Les Caprices de Marianne, Alfred de Musset, Acte I, scène 1, 1833 - Extrait

COELIO, rentrant. Malheur à celui qui, au milieu de la jeunesse, s’abandonne à un amour sans espoir ! Malheur à celui qui se livre à une douce rêverie avant de savoir où sa chimère le mène, et s’il peut être payé de retour ! Mollement couché dans une barque, il s’éloigne peu à peu de la rive ; il aperçoit au loin des plaines enchantées, de vertes prairies et le mirage léger de son Eldorado. Les vents l’entraînent en silence et, quand la réalité le réveille, il est aussi loin du but où il aspire que du rivage qu’il a quitté ; il ne peut ni poursuivre sa route ni revenir sur ses pas. (On entend un bruit d’instruments.) Quelle est cette mascarade ? N’est-ce pas Octave que j’aperçois ?

(Entre Octave.)

OCTAVE — Comment se porte, mon bon Monsieur, cette gracieuse mélancolie ?

COELIO — Octave ! ô fou que tu es ! tu as un pied de rouge sur les joues ! — D’où te vient cet accoutrement ? N’as-tu pas de honte en plein jour ?

OCTAVE — Ô Coelio ! fou que tu es ! tu as un pied de blanc sur les joues ! — D’où te vient ce large habit noir ? N’as-tu pas de honte en plein carnaval ?

COELIO — Quelle vie que la tienne ! Ou tu es gris, ou je le suis moi-même.

OCTAVE — Ou tu es amoureux, ou je le suis moi-même.

COELIO — Plus que jamais de la belle Marianne.

OCTAVE — Plus que jamais de vin de Chypre.

COELIO - J’allais chez toi quand je t’ai rencontré.
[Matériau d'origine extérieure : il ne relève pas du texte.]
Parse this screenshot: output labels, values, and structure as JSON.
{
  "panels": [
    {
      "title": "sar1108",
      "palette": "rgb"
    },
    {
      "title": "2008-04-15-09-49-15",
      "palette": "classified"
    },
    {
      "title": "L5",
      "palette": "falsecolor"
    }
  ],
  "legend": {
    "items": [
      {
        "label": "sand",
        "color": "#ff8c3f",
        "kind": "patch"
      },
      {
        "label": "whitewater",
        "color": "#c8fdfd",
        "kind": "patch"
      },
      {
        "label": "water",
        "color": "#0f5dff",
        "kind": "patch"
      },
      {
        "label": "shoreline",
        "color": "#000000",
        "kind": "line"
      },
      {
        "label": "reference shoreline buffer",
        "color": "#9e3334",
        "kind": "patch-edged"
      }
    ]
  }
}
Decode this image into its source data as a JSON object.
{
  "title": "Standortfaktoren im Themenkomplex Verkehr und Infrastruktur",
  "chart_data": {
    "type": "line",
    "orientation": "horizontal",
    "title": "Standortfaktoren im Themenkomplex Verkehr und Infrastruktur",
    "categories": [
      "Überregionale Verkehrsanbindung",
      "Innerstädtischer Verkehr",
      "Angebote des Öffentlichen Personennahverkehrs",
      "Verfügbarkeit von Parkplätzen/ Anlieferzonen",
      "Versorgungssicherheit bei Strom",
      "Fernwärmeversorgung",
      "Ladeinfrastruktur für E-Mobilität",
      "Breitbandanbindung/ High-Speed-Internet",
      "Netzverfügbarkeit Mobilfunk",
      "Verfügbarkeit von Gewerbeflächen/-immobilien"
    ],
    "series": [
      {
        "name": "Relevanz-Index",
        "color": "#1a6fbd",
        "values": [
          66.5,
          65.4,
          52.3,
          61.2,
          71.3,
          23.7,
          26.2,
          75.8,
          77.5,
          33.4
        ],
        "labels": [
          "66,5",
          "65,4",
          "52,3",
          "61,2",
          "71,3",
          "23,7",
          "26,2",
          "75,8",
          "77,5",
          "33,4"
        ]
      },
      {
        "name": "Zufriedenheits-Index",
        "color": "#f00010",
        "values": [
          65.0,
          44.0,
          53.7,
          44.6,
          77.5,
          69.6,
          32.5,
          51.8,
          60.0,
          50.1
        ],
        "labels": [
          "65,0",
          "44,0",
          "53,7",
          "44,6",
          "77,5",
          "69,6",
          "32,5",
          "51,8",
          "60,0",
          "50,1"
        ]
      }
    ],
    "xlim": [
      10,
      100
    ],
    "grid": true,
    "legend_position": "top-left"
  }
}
OCTAVE — Et moi aussi j’allais chez moi. Comment se porte ma maison ? il y a huit jours que je ne l’ai vue.

COELIO. — J’ai un service à te demander.

OCTAVE. — Parle, Coelio, mon cher enfant. Veux-tu de l’argent ? Je n’en ai plus. Veux-tu des conseils ? Je suis ivre. Veux-tu mon épée ; voilà une batte d’Arlequin. Parle, dispose de moi.

COELIO. — Combien de temps cela durera-t-il ? Huit jours hors de chez toi ! Tu te tueras, Octave.

OCTAVE. — Jamais de ma propre main, mon ami, jamais ; j’aimerais mieux mourir que d’attenter à mes jours.

COELIO. — Et n’est-ce pas un suicide comme un autre que la vie que tu mènes ?

OCTAVE. — Figure-toi un danseur de corde, en brodequins d’argent, le balancier au poing, suspendu entre le ciel et la terre ; à droite et à gauche, de vieilles petites figures racornies, de maigres et pâles fantômes, des créanciers agiles, des parents et des courtisans, toute une légion de monstres se suspendent à son manteau et le tiraillent de tous côtés pour lui faire perdre l’équilibre ; des phrases redondantes, de grands mots enchâssés cavalcadent autour de lui ; une nuée de prédictions sinistres l’aveugle de ses ailes noires. Il continue sa course légère de l’orient à l’occident. S’il regarde en bas, la tête lui tourne ; s’il regarde en haut, le pied lui manque. Il va plus vite que le vent, et toutes les mains tendues autour de lui ne lui feront pas renverser une goutte de la coupe joyeuse qu’il porte à la sienne. Voilà ma vie, mon cher ami ; c’est ma fidèle image que tu vois.